Diana married aged 21 on 10/09/1809, with her marriage record held at St Phillip’s Church stating the marriage record is No. 1 Vol. 5 and is accompanied by the mention that it is “the first marriage solemnized in Sydney Church -11 am”
Diana’s descendants are the longest living line of people deriving from a white child, born in the colony in 1788.
Diana’s first marriage to William Lyttleton Gaudry
William was born 10/10/1778 to Joseph Stephen Gaudry, an actor, musician, comedian and female impersonator, and Ann Norman of Plymouth, St Andrews at Plymouth in 7 Oct 1772. He was baptised on 10 Oct 1778 at Southampton.

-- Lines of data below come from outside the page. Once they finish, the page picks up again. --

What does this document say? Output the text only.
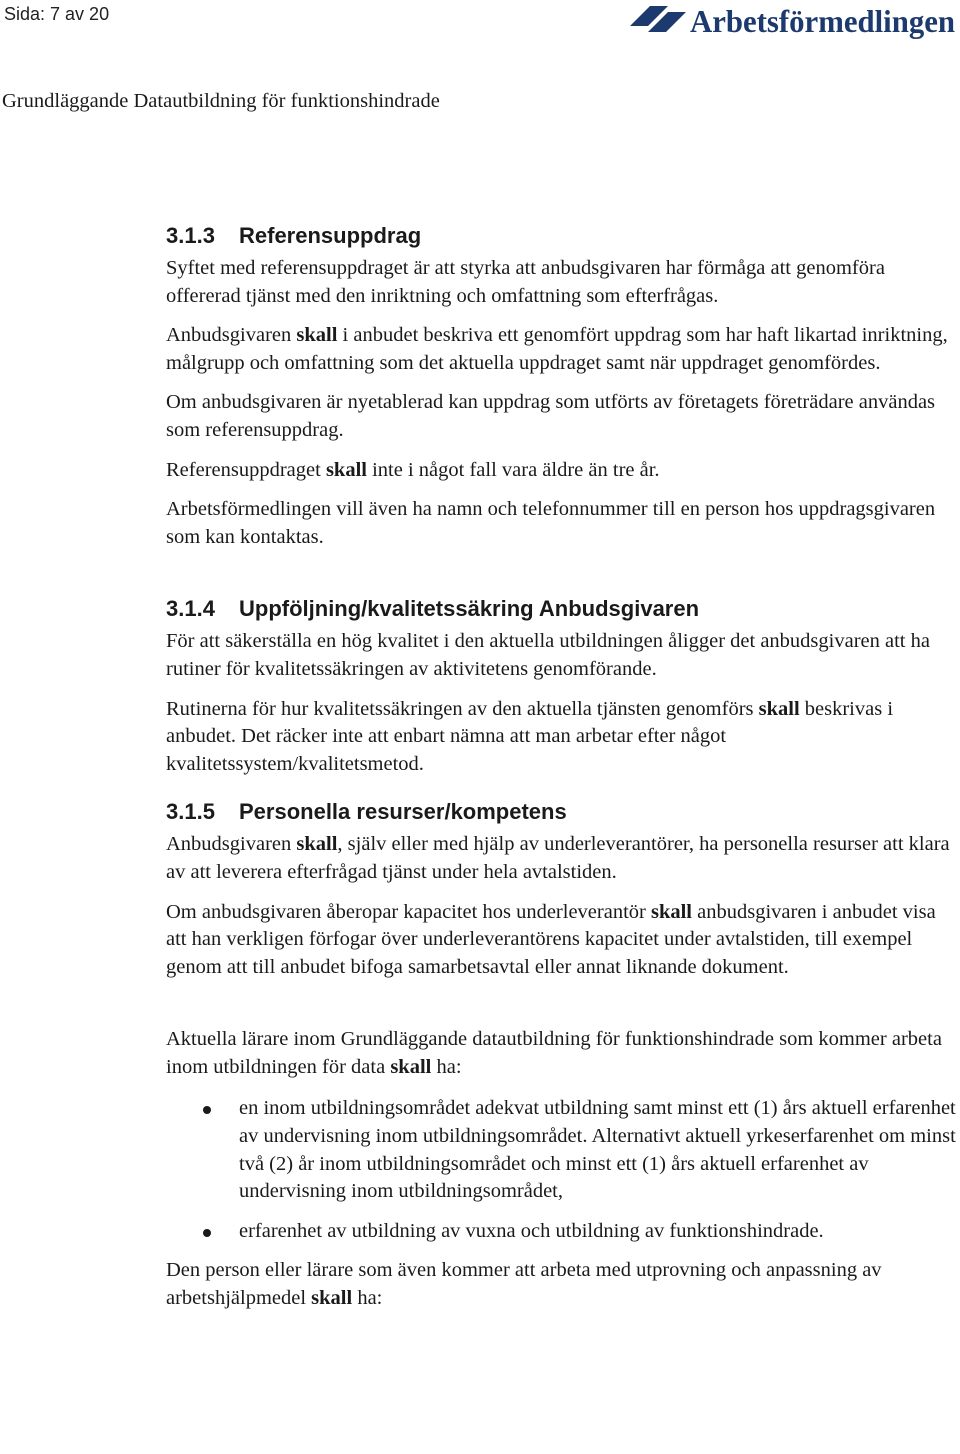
Sida: 7 av 20	Arbetsförmedlingen
Grundläggande Datautbildning för funktionshindrade
3.1.3 Referensuppdrag

Syftet med referensuppdraget är att styrka att anbudsgivaren har förmåga att genomföra offererad tjänst med den inriktning och omfattning som efterfrågas.

Anbudsgivaren skall i anbudet beskriva ett genomfört uppdrag som har haft likartad inriktning, målgrupp och omfattning som det aktuella uppdraget samt när uppdraget genomfördes.

Om anbudsgivaren är nyetablerad kan uppdrag som utförts av företagets företrädare användas som referensuppdrag.

Referensuppdraget skall inte i något fall vara äldre än tre år.

Arbetsförmedlingen vill även ha namn och telefonnummer till en person hos uppdragsgivaren som kan kontaktas.

3.1.4 Uppföljning/kvalitetssäkring Anbudsgivaren

För att säkerställa en hög kvalitet i den aktuella utbildningen åligger det anbudsgivaren att ha rutiner för kvalitetssäkringen av aktivitetens genomförande.

Rutinerna för hur kvalitetssäkringen av den aktuella tjänsten genomförs skall beskrivas i anbudet. Det räcker inte att enbart nämna att man arbetar efter något kvalitetssystem/kvalitetsmetod.

3.1.5 Personella resurser/kompetens

Anbudsgivaren skall, själv eller med hjälp av underleverantörer, ha personella resurser att klara av att leverera efterfrågad tjänst under hela avtalstiden.

Om anbudsgivaren åberopar kapacitet hos underleverantör skall anbudsgivaren i anbudet visa att han verkligen förfogar över underleverantörens kapacitet under avtalstiden, till exempel genom att till anbudet bifoga samarbetsavtal eller annat liknande dokument.

Aktuella lärare inom Grundläggande datautbildning för funktionshindrade som kommer arbeta inom utbildningen för data skall ha:

en inom utbildningsområdet adekvat utbildning samt minst ett (1) års aktuell erfarenhet av undervisning inom utbildningsområdet. Alternativt aktuell yrkeserfarenhet om minst två (2) år inom utbildningsområdet och minst ett (1) års aktuell erfarenhet av undervisning inom utbildningsområdet,
erfarenhet av utbildning av vuxna och utbildning av funktionshindrade.

Den person eller lärare som även kommer att arbeta med utprovning och anpassning av arbetshjälpmedel skall ha:
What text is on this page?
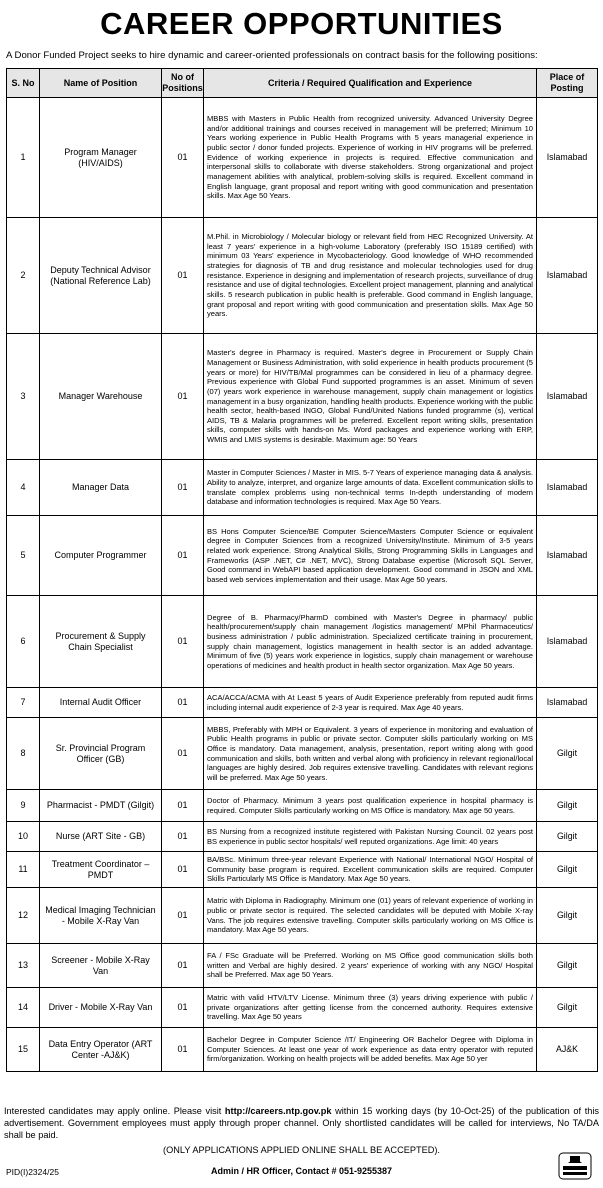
CAREER OPPORTUNITIES
A Donor Funded Project seeks to hire dynamic and career-oriented professionals on contract basis for the following positions:
S. No	Name of Position	No of Positions	Criteria / Required Qualification and Experience	Place of Posting
1	Program Manager (HIV/AIDS)	01	MBBS with Masters in Public Health from recognized university. Advanced University Degree and/or additional trainings and courses received in management will be preferred; Minimum 10 Years working experience in Public Health Programs with 5 years managerial experience in public sector / donor funded projects. Experience of working in HIV programs will be preferred. Evidence of working experience in projects is required. Effective communication and interpersonal skills to collaborate with diverse stakeholders. Strong organizational and project management abilities with analytical, problem-solving skills is required. Excellent command in English language, grant proposal and report writing with good communication and presentation skills. Max Age 50 Years.	Islamabad
2	Deputy Technical Advisor (National Reference Lab)	01	M.Phil. in Microbiology / Molecular biology or relevant field from HEC Recognized University. At least 7 years' experience in a high-volume Laboratory (preferably ISO 15189 certified) with minimum 03 Years' experience in Mycobacteriology. Good knowledge of WHO recommended strategies for diagnosis of TB and drug resistance and molecular technologies used for drug resistance. Experience in designing and implementation of research projects, surveillance of drug resistance and use of digital technologies. Excellent project management, planning and analytical skills. 5 research publication in public health is preferable. Good command in English language, grant proposal and report writing with good communication and presentation skills. Max Age 50 years.	Islamabad
3	Manager Warehouse	01	Master's degree in Pharmacy is required. Master's degree in Procurement or Supply Chain Management or Business Administration, with solid experience in health products procurement (5 years or more) for HIV/TB/Mal programmes can be considered in lieu of a pharmacy degree. Previous experience with Global Fund supported programmes is an asset. Minimum of seven (07) years work experience in warehouse management, supply chain management or logistics management in a busy organization, handling health products. Experience working with the public health sector, health-based INGO, Global Fund/United Nations funded programme (s), vertical AIDS, TB & Malaria programmes will be preferred. Excellent report writing skills, presentation skills, computer skills with hands-on Ms. Word packages and experience working with ERP, WMIS and LMIS systems is desirable. Maximum age: 50 Years	Islamabad
4	Manager Data	01	Master in Computer Sciences / Master in MIS. 5-7 Years of experience managing data & analysis. Ability to analyze, interpret, and organize large amounts of data. Excellent communication skills to translate complex problems using non-technical terms In-depth understanding of modern database and information technologies is required. Max Age 50 Years.	Islamabad
5	Computer Programmer	01	BS Hons Computer Science/BE Computer Science/Masters Computer Science or equivalent degree in Computer Sciences from a recognized University/Institute. Minimum of 3-5 years related work experience. Strong Analytical Skills, Strong Programming Skills in Languages and Frameworks (ASP .NET, C# .NET, MVC), Strong Database expertise (Microsoft SQL Server, Good command in WebAPI based application development. Good command in JSON and XML based web services implementation and their usage. Max Age 50 years.	Islamabad
6	Procurement & Supply Chain Specialist	01	Degree of B. Pharmacy/PharmD combined with Master's Degree in pharmacy/ public health/procurement/supply chain management /logistics management/ MPhil Pharmaceutics/ business administration / public administration. Specialized certificate training in procurement, supply chain management, logistics management in health sector is an added advantage. Minimum of five (5) years work experience in logistics, supply chain management or warehouse operations of medicines and health product in health sector organization. Max Age 50 years.	Islamabad
7	Internal Audit Officer	01	ACA/ACCA/ACMA with At Least 5 years of Audit Experience preferably from reputed audit firms including internal audit experience of 2-3 year is required. Max Age 40 years.	Islamabad
8	Sr. Provincial Program Officer (GB)	01	MBBS, Preferably with MPH or Equivalent. 3 years of experience in monitoring and evaluation of Public Health programs in public or private sector. Computer skills particularly working on MS Office is mandatory. Data management, analysis, presentation, report writing along with good communication and skills, both written and verbal along with proficiency in relevant regional/local languages are highly desired. Job requires extensive travelling. Candidates with relevant regions will be preferred. Max Age 50 years.	Gilgit
9	Pharmacist - PMDT (Gilgit)	01	Doctor of Pharmacy. Minimum 3 years post qualification experience in hospital pharmacy is required. Computer Skills particularly working on MS Office is mandatory. Max age 50 years.	Gilgit
10	Nurse (ART Site - GB)	01	BS Nursing from a recognized institute registered with Pakistan Nursing Council. 02 years post BS experience in public sector hospitals/ well reputed organizations. Age limit: 40 years	Gilgit
11	Treatment Coordinator – PMDT	01	BA/BSc. Minimum three-year relevant Experience with National/ International NGO/ Hospital of Community base program is required. Excellent communication skills are required. Computer Skills Particularly MS Office is Mandatory. Max Age 50 years.	Gilgit
12	Medical Imaging Technician - Mobile X-Ray Van	01	Matric with Diploma in Radiography. Minimum one (01) years of relevant experience of working in public or private sector is required. The selected candidates will be deputed with Mobile X-ray Vans. The job requires extensive travelling. Computer skills particularly working on MS Office is mandatory. Max Age 50 years.	Gilgit
13	Screener - Mobile X-Ray Van	01	FA / FSc Graduate will be Preferred. Working on MS Office good communication skills both written and Verbal are highly desired. 2 years' experience of working with any NGO/ Hospital shall be Preferred. Max age 50 Years.	Gilgit
14	Driver - Mobile X-Ray Van	01	Matric with valid HTV/LTV License. Minimum three (3) years driving experience with public / private organizations after getting license from the concerned authority. Requires extensive travelling. Max Age 50 years	Gilgit
15	Data Entry Operator (ART Center -AJ&K)	01	Bachelor Degree in Computer Science /IT/ Engineering OR Bachelor Degree with Diploma in Computer Sciences. At least one year of work experience as data entry operator with reputed firm/organization. Working on health projects will be added benefits. Max Age 50 yer	AJ&K
Interested candidates may apply online. Please visit http://careers.ntp.gov.pk within 15 working days (by 10-Oct-25) of the publication of this advertisement. Government employees must apply through proper channel. Only shortlisted candidates will be called for interviews, No TA/DA shall be paid.
(ONLY APPLICATIONS APPLIED ONLINE SHALL BE ACCEPTED).
PID(I)2324/25	Admin / HR Officer, Contact # 051-9255387
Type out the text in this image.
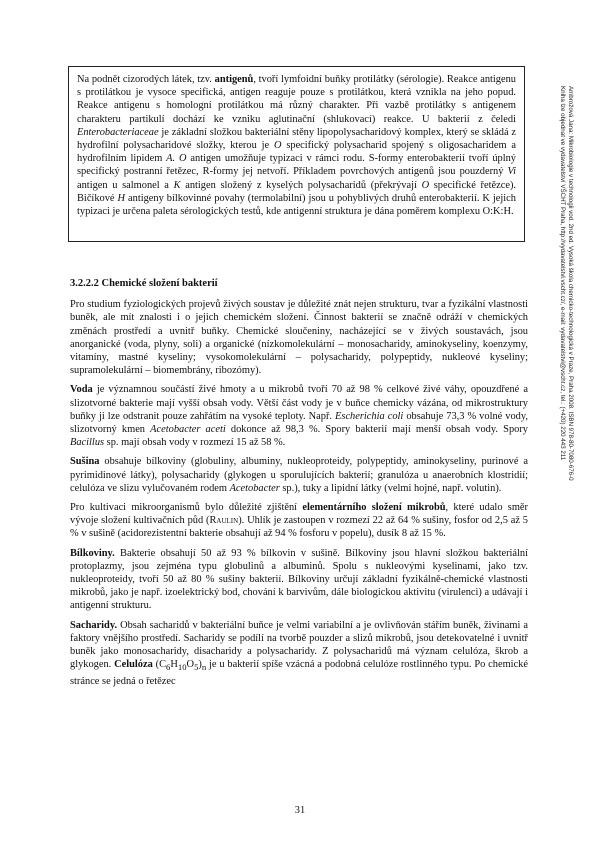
Na podnět cizorodých látek, tzv. antigenů, tvoří lymfoidní buňky protilátky (sérologie). Reakce antigenu s protilátkou je vysoce specifická, antigen reaguje pouze s protilátkou, která vznikla na jeho popud. Reakce antigenu s homologní protilátkou má různý charakter. Při vazbě protilátky s antigenem charakteru partikulí dochází ke vzniku aglutinační (shlukovací) reakce. U bakterií z čeledi Enterobacteriaceae je základní složkou bakteriální stěny lipopolysacharidový komplex, který se skládá z hydrofilní polysacharidové složky, kterou je O specifický polysacharid spojený s oligosacharidem a hydrofilním lipidem A. O antigen umožňuje typizaci v rámci rodu. S-formy enterobakterií tvoří úplný specifický postranní řetězec, R-formy jej netvoří. Příkladem povrchových antigenů jsou pouzderný Vi antigen u salmonel a K antigen složený z kyselých polysacharidů (překrývají O specifické řetězce). Bičíkové H antigeny bílkovinné povahy (termolabilní) jsou u pohyblivých druhů enterobakterií. K jejich typizaci je určena paleta sérologických testů, kde antigenní struktura je dána poměrem komplexu O:K:H.
3.2.2.2 Chemické složení bakterií

Pro studium fyziologických projevů živých soustav je důležité znát nejen strukturu, tvar a fyzikální vlastnosti buněk, ale mít znalosti i o jejich chemickém složení. Činnost bakterií se značně odráží v chemických změnách prostředí a uvnitř buňky. Chemické sloučeniny, nacházející se v živých soustavách, jsou anorganické (voda, plyny, soli) a organické (nízkomolekulární – monosacharidy, aminokyseliny, koenzymy, vitamíny, mastné kyseliny; vysokomolekulární – polysacharidy, polypeptidy, nukleové kyseliny; supramolekulární – biomembrány, ribozómy).

Voda je významnou součástí živé hmoty a u mikrobů tvoří 70 až 98 % celkové živé váhy, opouzdřené a slizotvorné bakterie mají vyšší obsah vody. Větší část vody je v buňce chemicky vázána, od mikrostruktury buňky ji lze odstranit pouze zahřátím na vysoké teploty. Např. Escherichia coli obsahuje 73,3 % volné vody, slizotvorný kmen Acetobacter aceti dokonce až 98,3 %. Spory bakterií mají menší obsah vody. Spory Bacillus sp. mají obsah vody v rozmezí 15 až 58 %.

Sušina obsahuje bílkoviny (globuliny, albuminy, nukleoproteidy, polypeptidy, aminokyseliny, purinové a pyrimidinové látky), polysacharidy (glykogen u sporulujících bakterií; granulóza u anaerobních klostridií; celulóza ve slizu vylučovaném rodem Acetobacter sp.), tuky a lipidní látky (velmi hojné, např. volutin).

Pro kultivaci mikroorganismů bylo důležité zjištění elementárního složení mikrobů, které udalo směr vývoje složení kultivačních půd (Raulin). Uhlík je zastoupen v rozmezí 22 až 64 % sušiny, fosfor od 2,5 až 5 % v sušině (acidorezistentní bakterie obsahují až 94 % fosforu v popelu), dusík 8 až 15 %.

Bílkoviny. Bakterie obsahují 50 až 93 % bílkovin v sušině. Bílkoviny jsou hlavní složkou bakteriální protoplazmy, jsou zejména typu globulinů a albuminů. Spolu s nukleovými kyselinami, jako tzv. nukleoproteidy, tvoří 50 až 80 % sušiny bakterií. Bílkoviny určují základní fyzikálně-chemické vlastnosti mikrobů, jako je např. izoelektrický bod, chování k barvivům, dále biologickou aktivitu (virulenci) a udávají i antigenní strukturu.

Sacharidy. Obsah sacharidů v bakteriální buňce je velmi variabilní a je ovlivňován stářím buněk, živinami a faktory vnějšího prostředí. Sacharidy se podílí na tvorbě pouzder a slizů mikrobů, jsou detekovatelné i uvnitř buněk jako monosacharidy, disacharidy a polysacharidy. Z polysacharidů má význam celulóza, škrob a glykogen. Celulóza $(C_6H_{10}O_5)_n$ je u bakterií spíše vzácná a podobná celulóze rostlinného typu. Po chemické stránce se jedná o řetězec

Ambrožová Jana: Mikrobiologie v technologii vod. 2nd ed. Vysoká škola chemicko-technologická v Praze, Praha 2008. ISBN 978-80-7080-676-0
Kniha lze objednat ve vydavatelství VŠCHT Praha, http://vydavatelstvi.vscht.cz/, e-mail: vydavatelstvi@vscht.cz, tel.: (+420) 220 443 211
31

Diana married William Lyttleton (also spelled Littleton) Gaudry who was a well educated free settler who had come to Australia in 1807 bearing a letter of recommendation from the Duke of York, addressed to Col. Patterson. William initially worked with Paterson in Van Dieman’s Land. After a short time he moved to Sydney and started in business with Henry Kable acting as Henry Snr’s agent and undertaking much business and correspondence for him. After originally living in Sydney the family moved with Henry and other family members to Windsor in 1811 along with Henry Snr and Susannah.
William and Diana’s marriage produced four children. After a short illness William died on 03/01/1816 aged only 37 leaving Diana with 3 young children and a baby born in 1816. William is burried in the Kable vault at Windsor.
Diana’s second marriage to John Teale
Two years after William Gaudry’s death, Diana married John Teale.
In 1816, convict John Teale arrived in the colony per the Indefatigable and was assigned to Henry Kable at Windsor.
John Teale was born 15th February 1789 at Garforth, Yorkshire and was convicted of theft and sentenced to transporation for 7 years.
At Windsor he work in Henry Kables mills. During this time he met and later married Diana Kable-Gaudry.
Following his release from sentence, John Teale went on to manage his own mills. These mills included the Endeavour Mill and the Fairy Dell, in Windsor.
The Endeavour Mill (click here for a story) in 1832, was the largest in the Southern Hemisphere and stood three storeys high. It employed 50 convicts and was operated by a team of 48 horses. Its location was on the corner of George and Dight street Windsor.
John and Diana’s marriage produced five children.